Certains éléments de Rag Doll Kung Fu ont directement influencé LittleBigPlanet : le mode de création de personnages, le style onirique des graphismes, les propriétés physiques réalistes, les voix caricaturales… Mais avant tout, le jeu a permis de souder une équipe. « On a toujours fait de la musique ensemble », observe Kareem. « Il y avait une sorte d’alchimie créative entre nous. Mark est un créateur de jeux touche-à-tout en place depuis l’époque du Commodore. Alex et Dave sont des légendes dans des domaines techniques très différents, mais complémentaires. Et Siobhan pouvait écrire une histoire à partir de rien et la rendre culte. »

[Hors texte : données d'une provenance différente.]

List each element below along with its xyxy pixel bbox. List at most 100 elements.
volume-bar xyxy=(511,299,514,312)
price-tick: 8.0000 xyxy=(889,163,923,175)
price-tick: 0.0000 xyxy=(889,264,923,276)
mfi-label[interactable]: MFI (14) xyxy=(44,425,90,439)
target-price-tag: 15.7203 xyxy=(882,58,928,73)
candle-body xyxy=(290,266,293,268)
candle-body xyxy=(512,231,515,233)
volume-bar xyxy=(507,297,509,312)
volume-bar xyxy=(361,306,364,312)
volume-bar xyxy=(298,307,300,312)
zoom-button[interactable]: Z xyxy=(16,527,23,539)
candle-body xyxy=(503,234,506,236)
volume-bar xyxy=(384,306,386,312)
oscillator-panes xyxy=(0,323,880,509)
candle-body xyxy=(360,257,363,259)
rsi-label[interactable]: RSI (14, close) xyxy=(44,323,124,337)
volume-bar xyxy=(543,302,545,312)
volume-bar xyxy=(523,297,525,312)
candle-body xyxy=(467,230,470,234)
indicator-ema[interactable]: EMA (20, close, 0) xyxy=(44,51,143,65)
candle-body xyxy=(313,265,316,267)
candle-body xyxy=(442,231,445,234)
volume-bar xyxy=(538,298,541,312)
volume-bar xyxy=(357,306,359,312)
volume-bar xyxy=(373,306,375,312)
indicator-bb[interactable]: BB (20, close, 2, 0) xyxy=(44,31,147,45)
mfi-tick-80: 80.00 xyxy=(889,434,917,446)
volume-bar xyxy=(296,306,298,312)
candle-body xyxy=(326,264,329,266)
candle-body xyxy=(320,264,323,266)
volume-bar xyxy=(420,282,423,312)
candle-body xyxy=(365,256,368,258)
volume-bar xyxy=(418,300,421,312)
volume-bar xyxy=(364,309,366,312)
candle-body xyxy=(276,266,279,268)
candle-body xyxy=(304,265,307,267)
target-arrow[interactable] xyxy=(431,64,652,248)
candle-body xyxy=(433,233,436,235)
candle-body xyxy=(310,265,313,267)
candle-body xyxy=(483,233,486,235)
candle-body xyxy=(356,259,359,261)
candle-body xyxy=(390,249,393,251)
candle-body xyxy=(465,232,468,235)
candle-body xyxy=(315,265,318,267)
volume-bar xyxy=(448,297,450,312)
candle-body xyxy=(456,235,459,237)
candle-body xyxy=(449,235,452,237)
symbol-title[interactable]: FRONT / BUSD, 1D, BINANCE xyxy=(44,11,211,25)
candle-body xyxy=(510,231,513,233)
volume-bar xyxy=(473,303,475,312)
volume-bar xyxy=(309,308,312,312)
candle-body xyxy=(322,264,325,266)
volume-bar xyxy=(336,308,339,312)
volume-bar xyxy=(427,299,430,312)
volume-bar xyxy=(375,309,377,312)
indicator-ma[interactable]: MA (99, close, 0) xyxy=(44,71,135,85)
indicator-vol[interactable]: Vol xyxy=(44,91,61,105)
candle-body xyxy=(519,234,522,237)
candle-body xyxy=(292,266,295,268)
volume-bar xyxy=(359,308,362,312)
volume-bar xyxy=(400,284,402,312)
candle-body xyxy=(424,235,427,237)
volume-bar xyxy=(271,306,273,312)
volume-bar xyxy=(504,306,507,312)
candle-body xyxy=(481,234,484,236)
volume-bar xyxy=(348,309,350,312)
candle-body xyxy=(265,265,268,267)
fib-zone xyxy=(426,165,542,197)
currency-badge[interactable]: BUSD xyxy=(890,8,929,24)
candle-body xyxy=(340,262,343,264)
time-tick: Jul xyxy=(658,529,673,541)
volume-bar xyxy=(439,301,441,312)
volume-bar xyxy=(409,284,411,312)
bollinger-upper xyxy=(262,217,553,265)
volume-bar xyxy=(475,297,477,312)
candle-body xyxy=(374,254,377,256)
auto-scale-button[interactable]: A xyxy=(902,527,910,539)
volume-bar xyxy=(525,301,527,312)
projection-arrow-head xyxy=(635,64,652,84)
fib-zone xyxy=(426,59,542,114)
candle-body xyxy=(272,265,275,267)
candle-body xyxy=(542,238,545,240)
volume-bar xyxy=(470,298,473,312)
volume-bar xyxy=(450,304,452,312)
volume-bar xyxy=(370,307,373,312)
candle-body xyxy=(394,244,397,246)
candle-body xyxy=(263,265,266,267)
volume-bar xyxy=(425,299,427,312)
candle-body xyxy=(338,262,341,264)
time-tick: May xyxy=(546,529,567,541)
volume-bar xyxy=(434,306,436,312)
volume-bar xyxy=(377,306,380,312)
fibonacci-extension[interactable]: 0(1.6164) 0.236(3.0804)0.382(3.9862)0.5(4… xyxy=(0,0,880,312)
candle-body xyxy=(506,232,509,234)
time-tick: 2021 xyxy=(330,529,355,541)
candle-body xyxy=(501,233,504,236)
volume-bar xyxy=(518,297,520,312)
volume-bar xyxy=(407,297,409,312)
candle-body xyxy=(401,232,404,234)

« Je me suis dit, pourquoi pas », poursuit Mark. « Je n’avais pas de responsabilités à l’époque, j’avais mis un peu d’argent de côté grâce à Rag Doll Kung Fu, alors je me suis lancé. »

La naissance de « Yellowhead »

C’est Dave qui commença à définir le concept du jeu en planchant sur une solution pour contrôler un personnage aux propriétés physiques réalistes entièrement à l’aide des joysticks. Chez lui, il créa un prototype dans lequel évoluait un petit personnage carré que l’équipe surnomma Yellowhead. Il pouvait sauter, attraper des objets et les déplacer.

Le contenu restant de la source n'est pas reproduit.